It's a little better than expected. But it's not good enough.
The U.S. economy grew at a meager 2 percent annual rate in the three months that ended Oct. 1, according to government data released Friday. That's a little faster than most forecasters were looking for. But this is just the first of the government's three GDP readings; these early estimates have a way of getting trimmed back when the final numbers are printed. Stay tuned.
The housing market remains the biggest damper on growth: investment in residential real estate plunged nearly 30 percent after the June expiration of the government's tax credits for first time home buyers. Falling home prices, high unemployment and the ongoing foreclosure mess are going to continue to weigh on the economy in future quarters. Maybe years.
Much of the gain in third quarter GDP came from businesses taking advantage of extremely low borrowing costs to buy new equipment, extending a shopping spree that's been underway all year. Business investment rose 12 percent in the third quarter. But that was less than half the pace of the second quarter, suggesting the boost from business spending may be fading. Even if it holds up, that investment isn't creating jobs. If anything, companies are investing in software and machinery to boost productivity from existing workers so they don't have to hire more people.
Consumers did their part - boosting consumption spending by 2.6 percent. But they had to dip into savings to pay for it, so that's not sustainable. Much of that spending went to buy goods made overseas: imports jumped 17 percent, more than three times the gain in exports. Despite weakness in the dollar, that trade gap widened, further damping down GDP growth.
There's no mystery behind the causes of yet another quarter of weak economic growth. The federal government's stimulus spending may have headed off a deeper slide, but the impact of all that spending is fading. State and local governments are scrambling to fill big budget holes - and laying off workers to try to balance the books. The housing industry is in its worst slide in 60 years, and the latest data don't offer any hope it will recover soon. Some 3.5 million families have lost their home to foreclosure; there may be double or triple that number to come unless government or the lending industry comes up with effective solutions.
And with the midterm election just days away, there's little talk of wider solutions to the economic quagmire. The most common refrains on the campaign trails are vague promises to "fix" the deficit and create jobs. Specific proposals are in short supply.

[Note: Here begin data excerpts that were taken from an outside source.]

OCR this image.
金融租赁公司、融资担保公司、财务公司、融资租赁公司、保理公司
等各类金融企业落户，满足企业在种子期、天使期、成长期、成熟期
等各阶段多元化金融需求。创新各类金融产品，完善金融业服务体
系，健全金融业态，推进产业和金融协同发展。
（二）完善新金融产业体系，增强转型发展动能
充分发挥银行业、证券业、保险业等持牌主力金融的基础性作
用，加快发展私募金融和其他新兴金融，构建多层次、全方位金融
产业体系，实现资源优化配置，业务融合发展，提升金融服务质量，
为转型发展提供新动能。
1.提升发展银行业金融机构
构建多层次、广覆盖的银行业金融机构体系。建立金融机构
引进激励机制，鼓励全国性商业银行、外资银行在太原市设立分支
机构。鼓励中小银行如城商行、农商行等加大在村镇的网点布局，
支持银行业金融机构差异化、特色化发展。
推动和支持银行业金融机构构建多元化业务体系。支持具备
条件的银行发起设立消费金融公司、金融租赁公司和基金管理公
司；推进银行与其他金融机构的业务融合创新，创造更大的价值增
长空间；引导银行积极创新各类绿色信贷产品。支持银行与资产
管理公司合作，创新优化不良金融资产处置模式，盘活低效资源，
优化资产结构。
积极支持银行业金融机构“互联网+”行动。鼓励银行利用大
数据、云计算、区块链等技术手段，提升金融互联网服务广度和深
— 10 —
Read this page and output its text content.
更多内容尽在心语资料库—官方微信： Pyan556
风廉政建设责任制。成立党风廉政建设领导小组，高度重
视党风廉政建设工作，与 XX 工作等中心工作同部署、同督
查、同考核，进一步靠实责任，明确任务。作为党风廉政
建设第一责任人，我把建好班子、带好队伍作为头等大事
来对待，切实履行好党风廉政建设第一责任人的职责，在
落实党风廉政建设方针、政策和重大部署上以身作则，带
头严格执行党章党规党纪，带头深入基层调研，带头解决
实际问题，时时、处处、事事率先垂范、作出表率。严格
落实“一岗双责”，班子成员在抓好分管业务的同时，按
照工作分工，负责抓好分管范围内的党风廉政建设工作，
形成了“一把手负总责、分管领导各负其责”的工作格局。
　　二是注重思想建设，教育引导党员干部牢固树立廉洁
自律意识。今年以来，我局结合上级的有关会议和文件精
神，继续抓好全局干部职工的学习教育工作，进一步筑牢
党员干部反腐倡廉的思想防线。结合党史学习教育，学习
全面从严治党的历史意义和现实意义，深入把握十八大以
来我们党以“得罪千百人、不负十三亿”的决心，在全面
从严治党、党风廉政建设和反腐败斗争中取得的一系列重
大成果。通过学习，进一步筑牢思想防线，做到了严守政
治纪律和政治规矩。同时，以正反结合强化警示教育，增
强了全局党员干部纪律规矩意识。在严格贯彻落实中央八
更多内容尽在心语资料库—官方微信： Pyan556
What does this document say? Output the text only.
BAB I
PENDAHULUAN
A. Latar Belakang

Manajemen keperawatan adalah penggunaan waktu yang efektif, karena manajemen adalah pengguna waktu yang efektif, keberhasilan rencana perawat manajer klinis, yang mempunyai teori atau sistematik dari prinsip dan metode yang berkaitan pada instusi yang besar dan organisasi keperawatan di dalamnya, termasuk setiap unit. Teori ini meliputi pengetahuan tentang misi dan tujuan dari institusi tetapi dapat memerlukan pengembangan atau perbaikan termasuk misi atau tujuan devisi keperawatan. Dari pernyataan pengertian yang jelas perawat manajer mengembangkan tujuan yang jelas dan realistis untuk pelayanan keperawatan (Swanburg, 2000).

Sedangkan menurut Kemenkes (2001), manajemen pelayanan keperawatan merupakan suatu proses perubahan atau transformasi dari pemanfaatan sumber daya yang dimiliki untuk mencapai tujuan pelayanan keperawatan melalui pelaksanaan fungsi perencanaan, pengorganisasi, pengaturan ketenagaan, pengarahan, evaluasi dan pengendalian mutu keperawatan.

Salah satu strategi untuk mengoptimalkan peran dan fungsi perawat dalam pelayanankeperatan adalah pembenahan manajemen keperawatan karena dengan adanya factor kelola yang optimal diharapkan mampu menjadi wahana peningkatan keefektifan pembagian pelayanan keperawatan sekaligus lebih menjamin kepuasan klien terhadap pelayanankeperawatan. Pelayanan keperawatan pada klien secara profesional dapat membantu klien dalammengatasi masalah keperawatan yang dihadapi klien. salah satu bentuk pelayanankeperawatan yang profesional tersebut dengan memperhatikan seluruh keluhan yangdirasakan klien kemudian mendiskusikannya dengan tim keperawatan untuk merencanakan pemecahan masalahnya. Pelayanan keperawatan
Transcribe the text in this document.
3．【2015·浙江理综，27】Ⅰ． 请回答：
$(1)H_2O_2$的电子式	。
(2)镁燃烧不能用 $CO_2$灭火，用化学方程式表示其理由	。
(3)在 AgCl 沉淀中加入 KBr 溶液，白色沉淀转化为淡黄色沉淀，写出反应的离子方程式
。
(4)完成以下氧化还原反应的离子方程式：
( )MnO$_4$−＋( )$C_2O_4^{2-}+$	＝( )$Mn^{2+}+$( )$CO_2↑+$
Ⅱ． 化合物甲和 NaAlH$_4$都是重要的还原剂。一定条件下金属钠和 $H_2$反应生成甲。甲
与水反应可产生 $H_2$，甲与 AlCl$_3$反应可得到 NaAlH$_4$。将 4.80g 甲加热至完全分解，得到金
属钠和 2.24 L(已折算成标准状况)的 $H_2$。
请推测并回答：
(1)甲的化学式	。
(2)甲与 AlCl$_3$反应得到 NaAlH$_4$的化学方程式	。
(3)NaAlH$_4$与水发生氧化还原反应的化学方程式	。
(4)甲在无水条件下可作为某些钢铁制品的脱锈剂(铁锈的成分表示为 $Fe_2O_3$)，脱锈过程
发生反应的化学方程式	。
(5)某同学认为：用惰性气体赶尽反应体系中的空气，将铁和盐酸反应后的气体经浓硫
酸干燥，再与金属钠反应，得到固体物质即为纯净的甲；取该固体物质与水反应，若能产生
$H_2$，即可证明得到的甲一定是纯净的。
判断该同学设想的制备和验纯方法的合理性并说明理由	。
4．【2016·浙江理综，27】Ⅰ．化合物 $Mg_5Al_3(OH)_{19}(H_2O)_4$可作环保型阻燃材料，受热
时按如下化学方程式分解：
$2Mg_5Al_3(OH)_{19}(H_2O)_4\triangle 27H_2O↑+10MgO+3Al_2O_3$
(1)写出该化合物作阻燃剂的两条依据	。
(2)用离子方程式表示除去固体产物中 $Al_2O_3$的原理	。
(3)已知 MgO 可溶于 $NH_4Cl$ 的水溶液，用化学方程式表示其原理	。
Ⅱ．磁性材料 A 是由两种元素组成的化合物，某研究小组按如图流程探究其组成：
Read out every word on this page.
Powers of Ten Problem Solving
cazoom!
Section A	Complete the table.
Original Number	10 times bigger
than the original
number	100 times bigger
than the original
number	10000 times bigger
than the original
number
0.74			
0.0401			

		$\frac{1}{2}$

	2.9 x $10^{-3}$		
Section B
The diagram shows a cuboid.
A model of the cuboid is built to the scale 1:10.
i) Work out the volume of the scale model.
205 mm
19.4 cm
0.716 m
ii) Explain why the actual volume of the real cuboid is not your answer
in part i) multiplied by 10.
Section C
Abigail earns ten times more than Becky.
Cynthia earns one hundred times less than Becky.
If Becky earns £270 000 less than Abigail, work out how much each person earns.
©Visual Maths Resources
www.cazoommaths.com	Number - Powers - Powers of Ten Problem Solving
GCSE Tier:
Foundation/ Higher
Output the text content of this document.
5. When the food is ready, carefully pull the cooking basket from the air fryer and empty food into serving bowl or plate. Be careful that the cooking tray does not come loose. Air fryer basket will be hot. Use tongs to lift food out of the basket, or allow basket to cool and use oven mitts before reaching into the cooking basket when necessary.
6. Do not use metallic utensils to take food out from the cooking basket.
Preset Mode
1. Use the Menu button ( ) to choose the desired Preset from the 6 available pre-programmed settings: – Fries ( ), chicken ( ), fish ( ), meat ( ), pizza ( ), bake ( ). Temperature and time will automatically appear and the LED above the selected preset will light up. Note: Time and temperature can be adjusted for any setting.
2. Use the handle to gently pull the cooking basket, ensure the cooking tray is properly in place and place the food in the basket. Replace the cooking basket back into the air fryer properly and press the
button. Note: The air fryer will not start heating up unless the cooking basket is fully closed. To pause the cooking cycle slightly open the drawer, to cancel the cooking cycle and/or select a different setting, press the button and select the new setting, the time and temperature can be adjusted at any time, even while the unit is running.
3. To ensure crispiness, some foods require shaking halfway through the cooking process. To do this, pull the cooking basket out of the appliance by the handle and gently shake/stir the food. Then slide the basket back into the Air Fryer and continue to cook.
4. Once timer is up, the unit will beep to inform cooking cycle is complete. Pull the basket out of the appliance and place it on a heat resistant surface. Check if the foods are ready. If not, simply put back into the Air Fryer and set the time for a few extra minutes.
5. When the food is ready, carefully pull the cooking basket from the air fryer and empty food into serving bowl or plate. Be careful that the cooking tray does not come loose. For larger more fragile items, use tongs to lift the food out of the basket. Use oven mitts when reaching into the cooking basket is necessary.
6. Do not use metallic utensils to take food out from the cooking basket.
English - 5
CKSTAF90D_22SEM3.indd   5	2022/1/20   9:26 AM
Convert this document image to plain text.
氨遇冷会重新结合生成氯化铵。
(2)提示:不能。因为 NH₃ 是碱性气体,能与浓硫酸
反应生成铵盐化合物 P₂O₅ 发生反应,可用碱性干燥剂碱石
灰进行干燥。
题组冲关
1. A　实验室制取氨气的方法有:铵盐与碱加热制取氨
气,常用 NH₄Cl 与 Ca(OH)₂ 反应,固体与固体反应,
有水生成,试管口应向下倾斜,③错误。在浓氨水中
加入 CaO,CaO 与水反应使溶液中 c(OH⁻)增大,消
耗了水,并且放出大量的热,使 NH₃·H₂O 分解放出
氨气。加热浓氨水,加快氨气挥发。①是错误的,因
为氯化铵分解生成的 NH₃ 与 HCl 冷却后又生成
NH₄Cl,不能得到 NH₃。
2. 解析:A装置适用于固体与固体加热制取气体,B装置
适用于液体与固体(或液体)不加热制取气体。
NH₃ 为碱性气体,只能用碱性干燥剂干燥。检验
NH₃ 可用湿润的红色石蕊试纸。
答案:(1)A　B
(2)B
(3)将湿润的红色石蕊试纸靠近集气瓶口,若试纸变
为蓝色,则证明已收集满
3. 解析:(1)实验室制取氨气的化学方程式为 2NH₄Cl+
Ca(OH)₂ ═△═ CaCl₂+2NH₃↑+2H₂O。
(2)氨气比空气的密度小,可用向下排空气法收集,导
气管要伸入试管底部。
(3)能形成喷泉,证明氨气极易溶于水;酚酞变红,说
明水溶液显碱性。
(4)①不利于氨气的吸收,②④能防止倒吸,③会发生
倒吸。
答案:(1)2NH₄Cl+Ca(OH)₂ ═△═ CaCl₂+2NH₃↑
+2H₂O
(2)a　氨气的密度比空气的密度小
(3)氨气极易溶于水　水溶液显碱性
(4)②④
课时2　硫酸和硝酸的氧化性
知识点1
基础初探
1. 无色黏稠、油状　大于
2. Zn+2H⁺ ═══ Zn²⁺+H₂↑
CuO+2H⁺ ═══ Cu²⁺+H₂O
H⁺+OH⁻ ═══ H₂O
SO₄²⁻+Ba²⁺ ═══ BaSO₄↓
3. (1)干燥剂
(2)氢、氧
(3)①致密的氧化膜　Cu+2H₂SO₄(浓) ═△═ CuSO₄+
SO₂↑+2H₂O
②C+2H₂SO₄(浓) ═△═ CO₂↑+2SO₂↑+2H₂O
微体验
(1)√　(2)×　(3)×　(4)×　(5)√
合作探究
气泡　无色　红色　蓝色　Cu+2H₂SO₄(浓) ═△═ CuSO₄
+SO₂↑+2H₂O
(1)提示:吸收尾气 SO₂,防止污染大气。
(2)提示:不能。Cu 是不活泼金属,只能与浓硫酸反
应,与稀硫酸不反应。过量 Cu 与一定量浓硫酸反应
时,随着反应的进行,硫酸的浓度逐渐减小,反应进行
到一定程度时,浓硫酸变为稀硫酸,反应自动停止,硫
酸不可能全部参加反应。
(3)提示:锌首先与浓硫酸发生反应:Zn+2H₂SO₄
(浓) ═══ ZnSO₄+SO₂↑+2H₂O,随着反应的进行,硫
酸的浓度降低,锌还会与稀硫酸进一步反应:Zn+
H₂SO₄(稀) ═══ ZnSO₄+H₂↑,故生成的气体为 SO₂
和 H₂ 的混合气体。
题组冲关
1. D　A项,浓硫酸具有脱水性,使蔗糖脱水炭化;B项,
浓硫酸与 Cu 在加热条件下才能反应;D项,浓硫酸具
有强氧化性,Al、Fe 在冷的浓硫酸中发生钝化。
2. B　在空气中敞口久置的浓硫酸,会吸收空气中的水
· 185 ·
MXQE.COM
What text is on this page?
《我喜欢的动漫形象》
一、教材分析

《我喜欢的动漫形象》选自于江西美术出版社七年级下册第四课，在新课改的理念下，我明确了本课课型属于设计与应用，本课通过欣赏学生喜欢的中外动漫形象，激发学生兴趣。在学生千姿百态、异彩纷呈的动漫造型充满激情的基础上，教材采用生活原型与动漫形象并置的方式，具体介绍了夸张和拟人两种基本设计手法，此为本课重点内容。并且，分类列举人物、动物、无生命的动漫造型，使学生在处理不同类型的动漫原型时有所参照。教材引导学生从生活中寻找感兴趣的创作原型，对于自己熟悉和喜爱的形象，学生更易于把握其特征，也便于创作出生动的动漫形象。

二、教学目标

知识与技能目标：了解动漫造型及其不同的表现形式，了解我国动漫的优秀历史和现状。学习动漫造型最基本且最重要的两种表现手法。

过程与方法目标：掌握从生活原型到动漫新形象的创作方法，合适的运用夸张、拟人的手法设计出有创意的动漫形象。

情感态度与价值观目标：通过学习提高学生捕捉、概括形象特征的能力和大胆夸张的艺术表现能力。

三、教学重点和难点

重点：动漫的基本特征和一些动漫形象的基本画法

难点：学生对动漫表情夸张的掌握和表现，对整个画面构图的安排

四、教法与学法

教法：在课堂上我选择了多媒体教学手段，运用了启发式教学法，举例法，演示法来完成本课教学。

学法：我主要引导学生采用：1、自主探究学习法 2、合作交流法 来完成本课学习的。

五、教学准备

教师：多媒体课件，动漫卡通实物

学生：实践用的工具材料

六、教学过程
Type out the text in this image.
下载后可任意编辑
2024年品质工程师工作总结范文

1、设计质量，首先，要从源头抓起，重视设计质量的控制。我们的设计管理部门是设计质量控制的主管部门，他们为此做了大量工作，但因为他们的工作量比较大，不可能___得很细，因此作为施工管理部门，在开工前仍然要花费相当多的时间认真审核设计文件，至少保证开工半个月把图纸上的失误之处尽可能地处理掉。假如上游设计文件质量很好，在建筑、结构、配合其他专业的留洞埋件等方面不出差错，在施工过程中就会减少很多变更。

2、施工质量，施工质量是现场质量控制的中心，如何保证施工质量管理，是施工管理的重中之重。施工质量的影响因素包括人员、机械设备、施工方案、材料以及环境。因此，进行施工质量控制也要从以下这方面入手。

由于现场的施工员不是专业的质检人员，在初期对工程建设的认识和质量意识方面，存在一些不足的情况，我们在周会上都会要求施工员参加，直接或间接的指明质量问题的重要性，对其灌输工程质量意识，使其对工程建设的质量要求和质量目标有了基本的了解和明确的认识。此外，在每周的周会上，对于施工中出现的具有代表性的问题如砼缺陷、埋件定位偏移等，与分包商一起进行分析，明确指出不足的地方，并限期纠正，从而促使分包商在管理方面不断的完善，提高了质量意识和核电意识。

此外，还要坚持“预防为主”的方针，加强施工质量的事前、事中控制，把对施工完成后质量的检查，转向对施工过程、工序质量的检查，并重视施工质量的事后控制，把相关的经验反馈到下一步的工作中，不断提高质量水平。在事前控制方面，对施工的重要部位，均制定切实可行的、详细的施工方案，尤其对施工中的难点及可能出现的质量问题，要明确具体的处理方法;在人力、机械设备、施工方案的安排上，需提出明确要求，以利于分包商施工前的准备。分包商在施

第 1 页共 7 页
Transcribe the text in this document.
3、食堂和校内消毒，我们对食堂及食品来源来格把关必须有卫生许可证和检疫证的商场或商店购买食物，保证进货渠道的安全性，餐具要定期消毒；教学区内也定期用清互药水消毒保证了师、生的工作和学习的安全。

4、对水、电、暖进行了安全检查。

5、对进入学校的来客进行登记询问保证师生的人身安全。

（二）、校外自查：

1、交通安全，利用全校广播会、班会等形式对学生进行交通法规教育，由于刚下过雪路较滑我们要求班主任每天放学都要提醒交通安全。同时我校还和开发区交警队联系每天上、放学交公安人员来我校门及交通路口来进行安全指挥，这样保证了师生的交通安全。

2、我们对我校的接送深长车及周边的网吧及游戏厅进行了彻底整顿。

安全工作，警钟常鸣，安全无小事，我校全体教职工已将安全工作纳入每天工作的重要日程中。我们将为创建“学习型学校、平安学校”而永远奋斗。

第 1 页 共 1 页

That leaves the heavy lifting to the Federal Reserve, which has been making loud noises about embarking on another half-trillion-dollar shopping spree for government bonds - with the goal of pushing bond prices higher and interest rates lower. That may help people who own bonds - like banks, insurance companies and other big investors. But bargain basement rates haven't done much to get banks lending or businesses hiring. There's little indication that another round of bond-buying by the Fed will change that.